With these strong statements, Stratasys is no longer fooling around and clearly wants these unsolicited bids to end. Further, they’ve asked their existing shareholders to each file a “Notice of Objection against the offer” with their broker.
The matter is so concerning to Stratasys that they’ve issued a lengthy 72-page highly detailed explanation of the situation from their point of view. You can read the PDF report here.
Desktop Metal Shareholder Rights Plan
Meanwhile, Desktop Metal, still an independent company, has taken an important move of their own. They’ve instituted a special “Limited
Duration Shareholder Rights Plan”, which seems intended to counter potential actions from Nano Dimension. They explain:
“The rights plan will guard against open market accumulations and other coercive tactics aimed at gaining control of the Company without paying all shareholders a full control premium for their shares. The rights plan will not prevent any person from making a superior proposal pursuant to the terms of the merger agreement.”
Basically the plan involves providing existing shareholders the ability to acquire special preferred stock to block a takeover by another entity, such as Nano Dimension. The plan expires in a few weeks, suggesting that after that period the danger of a takeover will be moot.
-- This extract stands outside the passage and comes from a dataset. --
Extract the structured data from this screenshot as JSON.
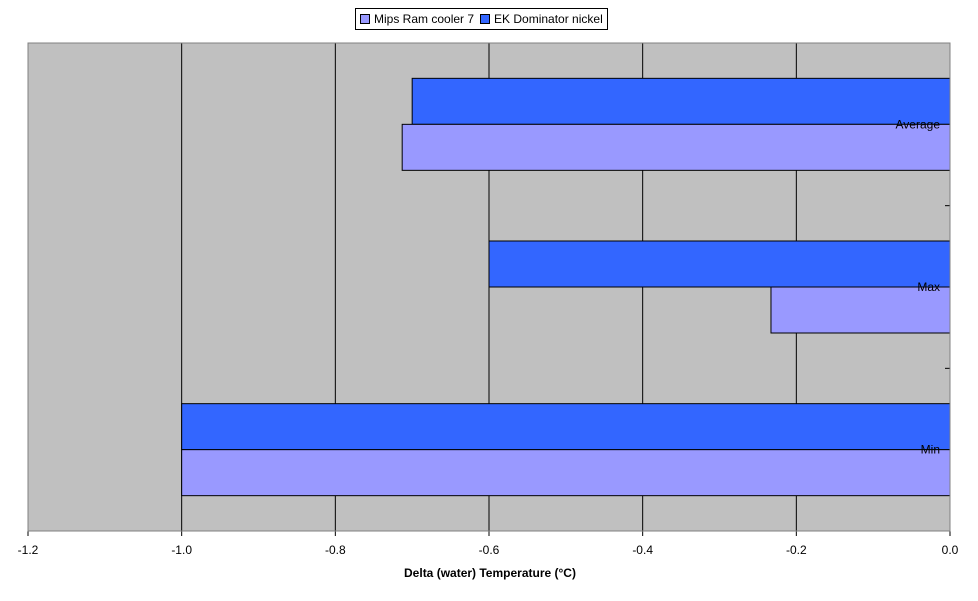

Evidently the folks at Stratasys and Desktop Metal are undertaking multiple actions to ensure their planned merger takes place without unwanted interference from Nano Dimension.
After the merger it would be difficult to imagine Nano Dimension being able to mount another takeover attempt. While Nano Dimension currently holds about 14.5% of Stratasys stock, this will be diluted notably after the merger. It would then require substantially more dollars for Nano Dimension to gain control over the much larger Stratasys.
Should Nano Dimension’s latest bid to takeover Stratasys succeed, then the Desktop Metal merger proposal would likely evaporate and all the potential value from that deal would similarly disappear. I’m not at all surprised Stratasys and Desktop Metal are taking these actions.
With these moves by both Stratasys and Desktop metal, we could finally see the end of the Nano Dimension takeover campaign.